Офицер, вытаращив на него глаза, даже переставшие быть узкими от изумления, вскочил и вытянулся. Надо же, обрадовался Гурьев. А ведь сработало.
Другой офицер свиты главы военной миссии Ямато поклонился и распахнул перед ними двери генеральского кабинета. Они переступили порог, вошли. Сумихара стоял и молча ждал, только слегка поклонившись – ему уже доложили о необычном визитёре. Гурьев, поклонившись много ниже в ответ, вызвав тем самым замешательство у всех без исключения присутствующих, выпрямился. Потом, сделав ещё два шага вперёд, к генералу, низко наклонил голову и протянул Сумихаре меч – рукоятью к себе.
Сумихара шагнул к гостю, на ходу вытаскивая белоснежный шёлковый платок, осторожно взял меч из его рук. Гурьев неуловимо-скользящим движением выпрямился и, замерев и расфокусировав взгляд, стал внимательно наблюдать за Сумихарой. Генерал, не спеша, осмотрел ножны, рукоять, цуба, богато украшенную самородным золотом. Потом обнажил клинок на четверть. Лицо его оставалось непроницаемым, — но глаза! Гурьев понял, что самурай Сумихара готов, — наповал. Недаром он так старался.
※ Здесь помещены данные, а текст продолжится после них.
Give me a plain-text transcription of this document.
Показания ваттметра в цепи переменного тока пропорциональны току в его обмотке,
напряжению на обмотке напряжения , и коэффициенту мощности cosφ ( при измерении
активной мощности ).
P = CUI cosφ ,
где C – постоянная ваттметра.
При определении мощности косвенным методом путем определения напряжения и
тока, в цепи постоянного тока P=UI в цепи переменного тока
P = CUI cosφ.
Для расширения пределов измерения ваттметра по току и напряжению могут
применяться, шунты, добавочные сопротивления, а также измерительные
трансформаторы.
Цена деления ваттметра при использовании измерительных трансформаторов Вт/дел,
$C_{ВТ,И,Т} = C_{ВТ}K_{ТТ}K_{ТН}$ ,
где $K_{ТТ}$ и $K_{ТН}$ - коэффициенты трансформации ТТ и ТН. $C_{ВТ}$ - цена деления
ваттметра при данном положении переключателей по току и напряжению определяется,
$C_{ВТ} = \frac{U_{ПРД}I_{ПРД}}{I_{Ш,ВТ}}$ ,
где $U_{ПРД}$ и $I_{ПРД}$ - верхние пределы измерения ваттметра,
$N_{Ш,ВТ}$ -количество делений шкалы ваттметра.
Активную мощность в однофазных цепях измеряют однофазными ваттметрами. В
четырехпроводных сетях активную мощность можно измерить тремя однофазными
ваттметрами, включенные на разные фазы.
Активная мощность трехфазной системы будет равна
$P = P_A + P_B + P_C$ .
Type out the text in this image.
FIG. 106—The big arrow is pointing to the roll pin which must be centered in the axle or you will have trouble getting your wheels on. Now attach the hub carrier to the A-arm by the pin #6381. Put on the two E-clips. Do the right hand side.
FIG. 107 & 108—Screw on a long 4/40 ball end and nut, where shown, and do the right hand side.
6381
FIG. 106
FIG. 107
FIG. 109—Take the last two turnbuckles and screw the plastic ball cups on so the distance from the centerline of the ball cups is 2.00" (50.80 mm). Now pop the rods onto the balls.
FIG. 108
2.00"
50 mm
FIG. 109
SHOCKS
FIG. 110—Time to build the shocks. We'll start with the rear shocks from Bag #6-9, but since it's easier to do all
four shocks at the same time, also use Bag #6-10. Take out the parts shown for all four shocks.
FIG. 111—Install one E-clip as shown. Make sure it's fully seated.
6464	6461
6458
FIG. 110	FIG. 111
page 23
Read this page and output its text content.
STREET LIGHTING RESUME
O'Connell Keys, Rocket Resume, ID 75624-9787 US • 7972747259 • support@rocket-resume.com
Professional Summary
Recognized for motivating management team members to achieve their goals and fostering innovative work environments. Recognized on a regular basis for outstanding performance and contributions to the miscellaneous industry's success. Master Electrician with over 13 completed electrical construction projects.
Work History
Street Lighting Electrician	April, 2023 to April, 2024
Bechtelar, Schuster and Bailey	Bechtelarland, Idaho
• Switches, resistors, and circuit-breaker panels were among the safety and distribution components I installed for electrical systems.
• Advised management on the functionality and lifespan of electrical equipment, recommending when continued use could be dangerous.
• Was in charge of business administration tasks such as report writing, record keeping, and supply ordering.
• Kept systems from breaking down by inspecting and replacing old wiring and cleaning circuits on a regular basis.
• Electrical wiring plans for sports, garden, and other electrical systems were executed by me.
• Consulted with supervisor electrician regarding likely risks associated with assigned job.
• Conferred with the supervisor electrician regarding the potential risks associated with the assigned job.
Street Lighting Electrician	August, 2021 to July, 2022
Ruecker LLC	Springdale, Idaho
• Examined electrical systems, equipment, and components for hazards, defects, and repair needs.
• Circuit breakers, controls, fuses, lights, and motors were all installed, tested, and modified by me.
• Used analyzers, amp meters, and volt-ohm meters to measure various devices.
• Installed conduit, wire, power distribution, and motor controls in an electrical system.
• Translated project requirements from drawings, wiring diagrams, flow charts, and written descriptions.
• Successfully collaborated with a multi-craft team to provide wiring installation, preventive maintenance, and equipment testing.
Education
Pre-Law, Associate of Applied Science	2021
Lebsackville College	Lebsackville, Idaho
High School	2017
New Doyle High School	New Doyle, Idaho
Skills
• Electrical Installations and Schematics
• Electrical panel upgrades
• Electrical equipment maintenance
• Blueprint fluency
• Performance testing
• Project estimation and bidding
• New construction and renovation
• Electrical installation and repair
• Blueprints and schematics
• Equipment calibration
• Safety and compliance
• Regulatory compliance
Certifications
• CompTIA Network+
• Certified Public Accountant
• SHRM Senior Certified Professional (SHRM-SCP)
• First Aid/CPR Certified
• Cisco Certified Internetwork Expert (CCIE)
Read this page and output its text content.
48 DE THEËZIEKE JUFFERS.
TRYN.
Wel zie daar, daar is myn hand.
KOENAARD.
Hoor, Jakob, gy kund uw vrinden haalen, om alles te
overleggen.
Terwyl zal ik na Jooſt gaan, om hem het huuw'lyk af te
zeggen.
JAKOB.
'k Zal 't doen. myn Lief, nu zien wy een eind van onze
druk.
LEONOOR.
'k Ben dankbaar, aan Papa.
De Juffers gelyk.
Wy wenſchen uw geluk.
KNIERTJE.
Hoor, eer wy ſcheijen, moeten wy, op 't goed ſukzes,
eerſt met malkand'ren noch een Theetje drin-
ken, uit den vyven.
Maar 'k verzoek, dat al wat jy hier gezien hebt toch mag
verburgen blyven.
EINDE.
— Кто это ковал? — тихо спросил Сумихара.
— Я сам, Ясито-сама, — снова поклонился Гурьев. — Примите этот скромный дар вашего покорного слуги, Ясито-сама.
— Кто тебя учил Бусидо? — отрывисто, низким голосом, каким не должны самураи разговаривать с чужаками, спросил Сумихара.
— Нисиро Мишима из клана Сацумото, великий Воин Пути.
Он произнёс это почти автоматически, как некую устойчивую формулу, но, увидев, как вздрогнули глаза генерала, как расширились его зрачки при всяком отсутствии даже намёка на какую-либо мимику, понял – второй раз за последние пять минут его слова поразили Сумихару в самое сердце.
— Он жив?
— Его душа приобщилась к вечности, Ясито-сама.
— Да смилостивятся боги над душой самурая, — Сумихара тоже склонился в ритуальном поклоне. — Как твоё имя, воин Пути?
Сумихара, сказав это, едва заметно улыбнулся. Не покровительственно, нет. Неужели он знает, промелькнуло у Гурьева в голове. А генерал, словно подтверждая его мысль, чуть-чуть кивнул.
— Нисиро-О-Сэнсэй называл меня Гур, Ясито-сама.
Сумихара снова поднял меч, полюбовался хамоном[9]на полированном до нестерпимого блеска клинке.